L’esempio di Ebtc – il centro di supporto alle imprese europee in India – è la nostra punta di diamante in questo senso.

Per permettere alle aziende italiane di competere ad armi pari sul mercato globale il sistema camerale italiano è impegnato, tra l’altro, sull’approvazione in Europa di una proposta di regolazione sul “made in” e sulla tracciabilità dei prodotti. In che modo la vostra associazione si sta muovendo per sostenere questi progetti?
Quello del “made in” è un tema molto complesso e delicato, sul quale non esiste un consenso nemmeno in seno alla rete camerale europea. Mentre l’Italia è in prima linea per l’adozione di una regolazione sulla tracciabilità dei prodotti, altri paesi, che non hanno produzioni locali così pronunciate, non ne vedono l’interesse. Ciononostante, Eurochambres segue attivamente il dossier a livello europeo.

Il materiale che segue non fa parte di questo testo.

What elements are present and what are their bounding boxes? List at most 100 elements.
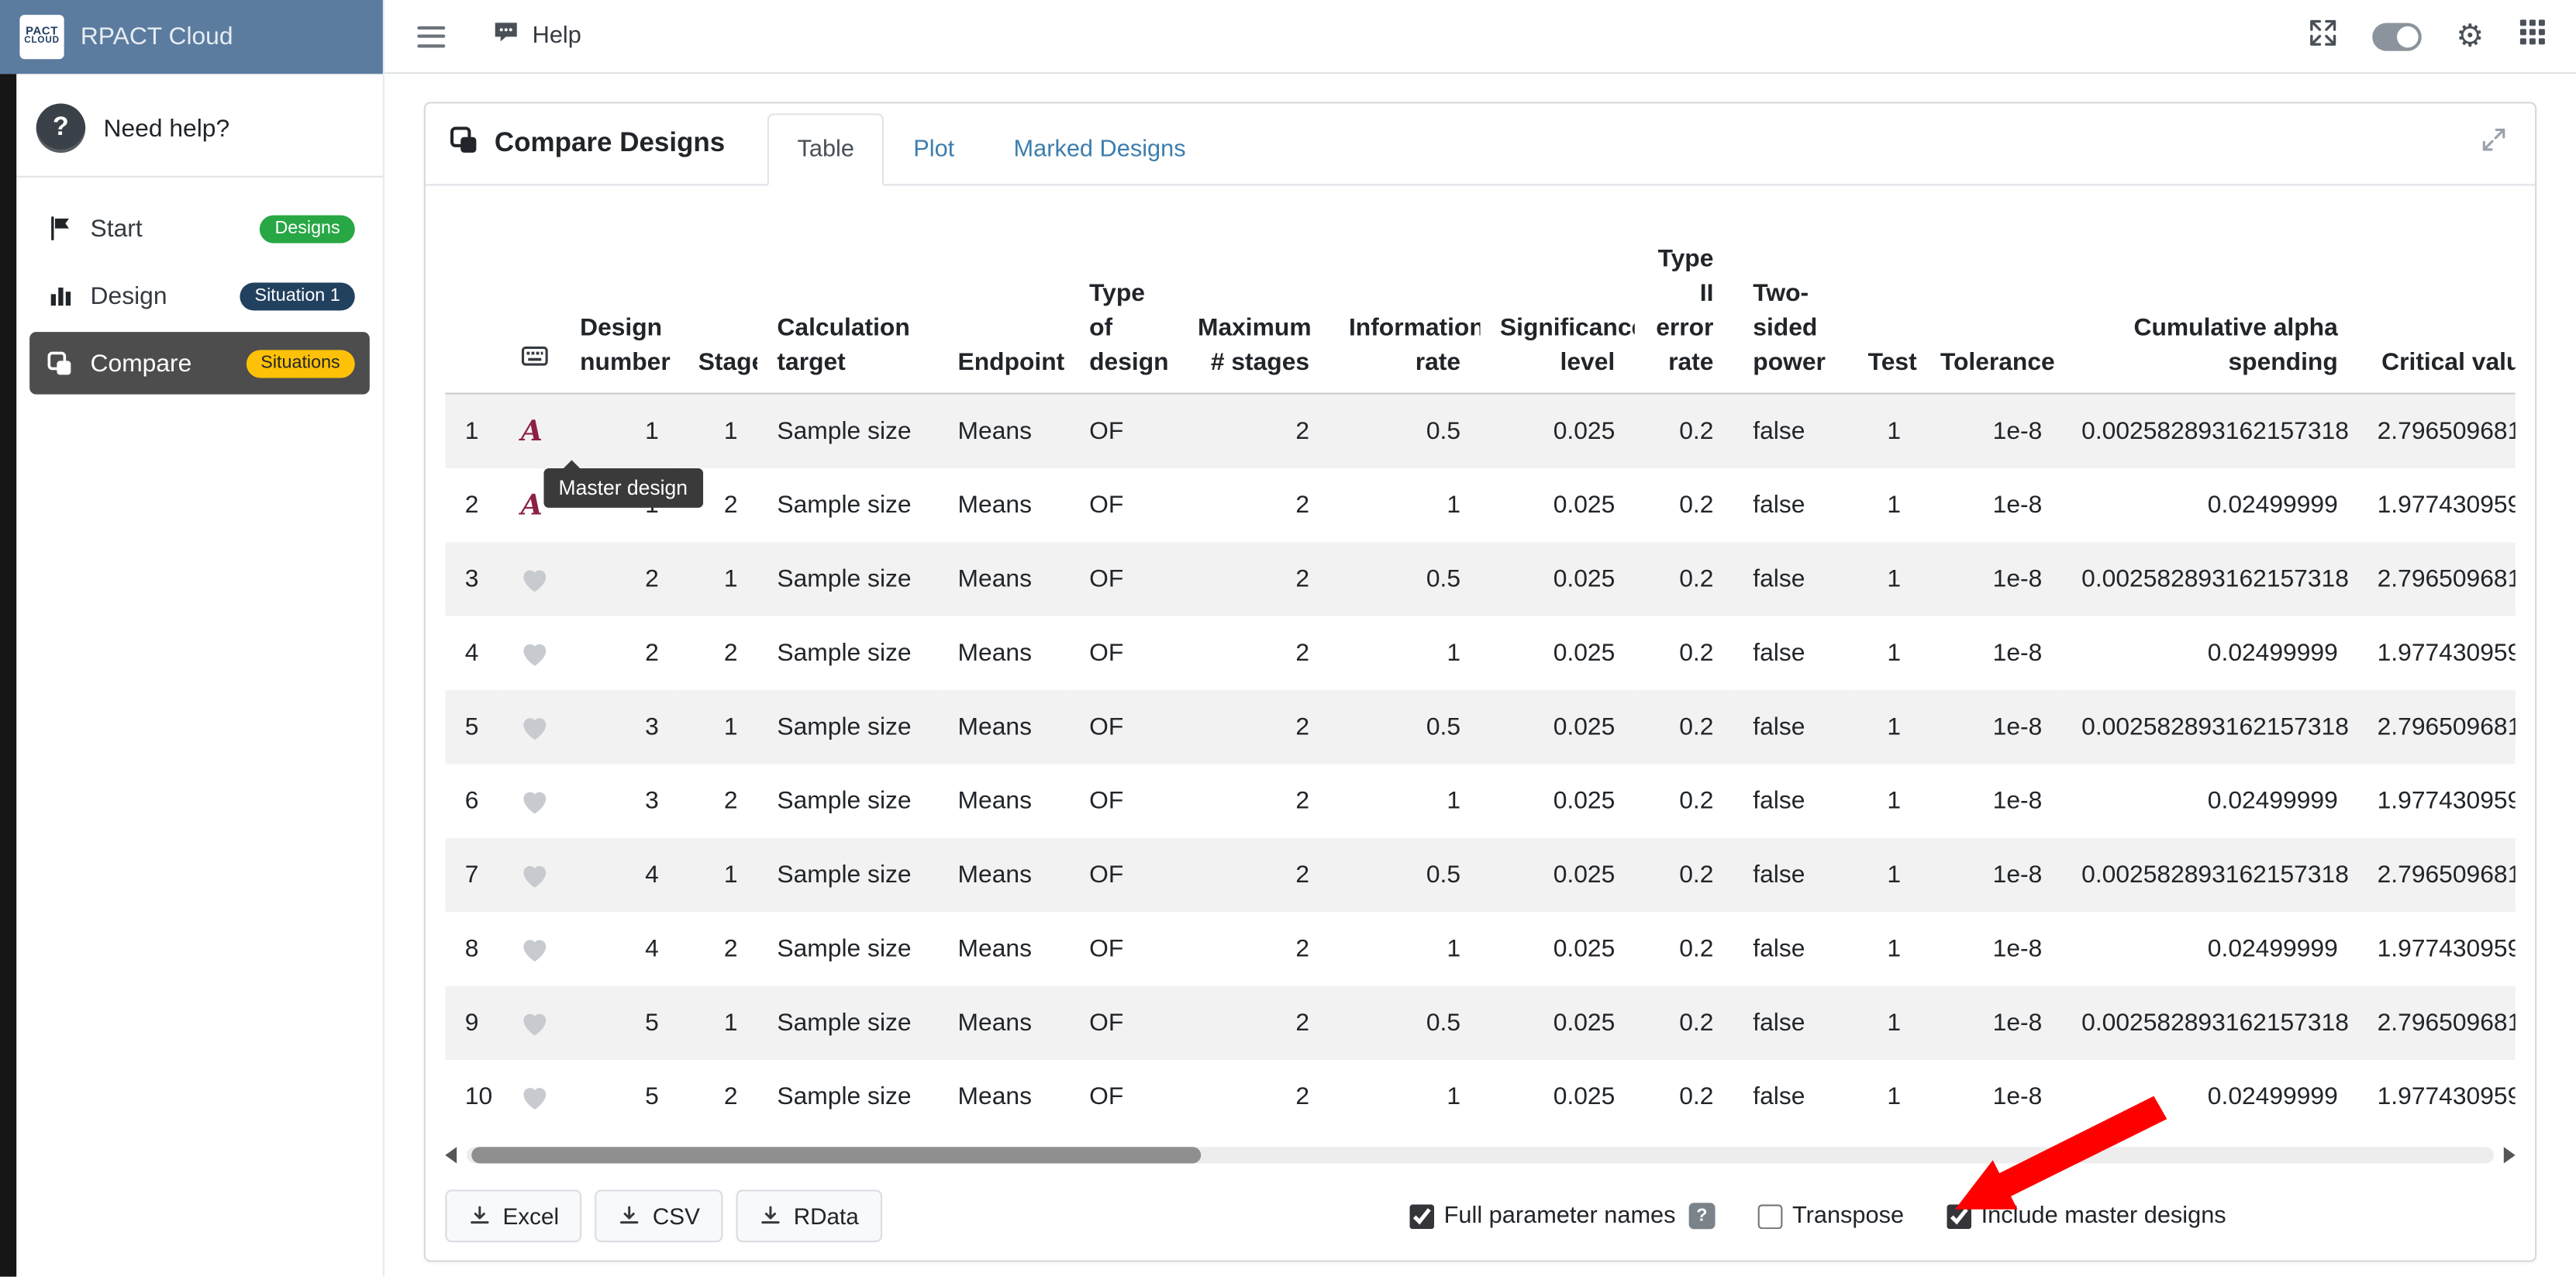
sidebar-edge-strip	[0, 74, 16, 1276]
cell-maximum_stages: 2	[1178, 838, 1329, 912]
column-header-significance_level[interactable]: Significancelevel	[1480, 229, 1634, 394]
compare-icon	[44, 347, 75, 378]
annotation-arrow	[1939, 1091, 2185, 1230]
cell-design_number: 3	[560, 764, 679, 837]
cell-maximum_stages: 2	[1178, 616, 1329, 690]
tab-plot[interactable]: Plot	[884, 113, 984, 185]
cell-information_rate: 1	[1329, 1060, 1481, 1134]
master-design-icon[interactable]: A	[501, 394, 560, 468]
cell-two_sided_power: false	[1733, 986, 1848, 1060]
cell-critical_value: 1.97743095941	[2357, 1060, 2515, 1134]
cell-type_of_design: OF	[1070, 912, 1178, 985]
fullscreen-icon[interactable]	[2309, 17, 2338, 55]
cell-test: 1	[1848, 764, 1920, 837]
help-menu[interactable]: Help	[491, 18, 581, 54]
download-icon	[759, 1204, 782, 1227]
parameter-names-help-icon[interactable]: ?	[1688, 1203, 1715, 1229]
heart-icon[interactable]	[501, 1060, 560, 1134]
compare-designs-card: Compare Designs Table Plot Marked Design…	[424, 102, 2536, 1261]
cell-cumulative_alpha_spending: 0.002582893162157318	[2062, 986, 2357, 1060]
grid-icon[interactable]	[2519, 18, 2547, 54]
tab-table[interactable]: Table	[767, 113, 884, 185]
heart-icon[interactable]	[501, 616, 560, 690]
cell-stage: 2	[678, 764, 757, 837]
cell-tolerance: 1e-8	[1920, 764, 2061, 837]
cell-type_ii_error_rate: 0.2	[1635, 616, 1733, 690]
sidebar-item-compare[interactable]: Compare Situations	[29, 332, 370, 395]
column-header-information_rate[interactable]: Informationrate	[1329, 229, 1481, 394]
cell-type_of_design: OF	[1070, 690, 1178, 764]
cell-endpoint: Means	[938, 394, 1070, 468]
cell-type_of_design: OF	[1070, 542, 1178, 616]
flag-icon	[44, 212, 75, 243]
column-header-tolerance[interactable]: Tolerance	[1920, 229, 2061, 394]
column-header-critical_value[interactable]: Critical value	[2357, 229, 2515, 394]
cell-significance_level: 0.025	[1480, 838, 1634, 912]
scrollbar-track[interactable]	[467, 1147, 2494, 1163]
heart-icon[interactable]	[501, 912, 560, 985]
table-row: 9 51Sample sizeMeansOF20.50.0250.2false1…	[445, 986, 2515, 1060]
table-container: DesignnumberStageCalculationtargetEndpoi…	[445, 229, 2515, 1134]
sidebar-item-design[interactable]: Design Situation 1	[29, 264, 370, 327]
expand-card-icon[interactable]	[2476, 122, 2512, 166]
cell-stage: 1	[678, 986, 757, 1060]
table-row: 8 42Sample sizeMeansOF210.0250.2false11e…	[445, 912, 2515, 985]
scrollbar-thumb[interactable]	[471, 1147, 1201, 1163]
compare-designs-icon	[449, 124, 480, 164]
card-body: DesignnumberStageCalculationtargetEndpoi…	[426, 185, 2535, 1261]
cell-cumulative_alpha_spending: 0.02499999	[2062, 764, 2357, 837]
cell-critical_value: 1.97743095941	[2357, 764, 2515, 837]
cell-two_sided_power: false	[1733, 764, 1848, 837]
column-header-type_ii_error_rate[interactable]: TypeIIerrorrate	[1635, 229, 1733, 394]
heart-icon[interactable]	[501, 986, 560, 1060]
cell-test: 1	[1848, 912, 1920, 985]
column-header-calculation_target[interactable]: Calculationtarget	[757, 229, 938, 394]
cell-tolerance: 1e-8	[1920, 468, 2061, 542]
row-index: 9	[445, 986, 501, 1060]
column-header-maximum_stages[interactable]: Maximum# stages	[1178, 229, 1329, 394]
cell-test: 1	[1848, 986, 1920, 1060]
full-parameter-names-checkbox[interactable]	[1409, 1203, 1434, 1228]
cell-type_ii_error_rate: 0.2	[1635, 394, 1733, 468]
rdata-button[interactable]: RData	[736, 1189, 882, 1242]
row-index: 4	[445, 616, 501, 690]
cell-information_rate: 1	[1329, 616, 1481, 690]
transpose-option[interactable]: Transpose	[1757, 1203, 1904, 1229]
tab-marked-designs[interactable]: Marked Designs	[984, 113, 1215, 185]
scroll-left-arrow[interactable]	[445, 1147, 457, 1163]
heart-icon[interactable]	[501, 764, 560, 837]
gear-icon[interactable]: ⚙	[2456, 20, 2484, 51]
column-header-type_of_design[interactable]: Typeofdesign	[1070, 229, 1178, 394]
column-header-design_number[interactable]: Designnumber	[560, 229, 679, 394]
cell-information_rate: 0.5	[1329, 542, 1481, 616]
full-parameter-names-option[interactable]: Full parameter names ?	[1409, 1203, 1715, 1229]
transpose-checkbox[interactable]	[1757, 1203, 1782, 1228]
cell-type_ii_error_rate: 0.2	[1635, 838, 1733, 912]
heart-icon[interactable]	[501, 690, 560, 764]
column-header-two_sided_power[interactable]: Two-sidedpower	[1733, 229, 1848, 394]
master-design-glyph: A	[521, 418, 543, 446]
need-help-button[interactable]: ? Need help?	[29, 91, 370, 176]
column-header-idx[interactable]	[445, 229, 501, 394]
column-header-test[interactable]: Test	[1848, 229, 1920, 394]
cell-stage: 1	[678, 690, 757, 764]
csv-button[interactable]: CSV	[595, 1189, 723, 1242]
sidebar-toggle-icon[interactable]	[414, 19, 449, 53]
cell-endpoint: Means	[938, 542, 1070, 616]
column-header-stage[interactable]: Stage	[678, 229, 757, 394]
heart-icon[interactable]	[501, 838, 560, 912]
row-index: 8	[445, 912, 501, 985]
toggle-switch[interactable]	[2372, 22, 2422, 50]
excel-button[interactable]: Excel	[445, 1189, 581, 1242]
heart-glyph	[521, 789, 549, 815]
heart-glyph	[521, 1010, 549, 1037]
marker-column-header[interactable]	[501, 229, 560, 394]
sidebar-item-start[interactable]: Start Designs	[29, 197, 370, 260]
column-header-endpoint[interactable]: Endpoint	[938, 229, 1070, 394]
column-header-cumulative_alpha_spending[interactable]: Cumulative alphaspending	[2062, 229, 2357, 394]
heart-icon[interactable]	[501, 542, 560, 616]
cell-critical_value: 2.79650968146	[2357, 542, 2515, 616]
heart-glyph	[521, 863, 549, 889]
scroll-right-arrow[interactable]	[2504, 1147, 2516, 1163]
heart-glyph	[521, 937, 549, 963]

Quali sono i programmi che vi vedono impegnati nel prossimo futuro?
Proseguiremo il nostro impegno in difesa degli interessi delle imprese europee, sia con la presa di posizioni politiche, sia con la gestione di programmi che favoriscono lo sviluppo d’impresa a vari livelli.
A livello di mercato interno, vale la pena citare il programma “Erasmus per giovani imprenditori”, coordinato da Eurochambres, che permette a neoimprenditori di trascorrere un periodo di formazione all’estero presso un imprenditore affermato per perfezionare il proprio progetto commerciale.
A livello internazionale, oltre a Ebtc, ricordo programmi quali “Al- Invest” – per la cooperazione economica con l’America Latina – o “Understanding China”, un programma di formazione alla cultura commerciale cinese, nonché l’apertura prevista nel corso dell’anno di nuovi centri di supporto alle piccole e medie imprese europee in mercati emergenti.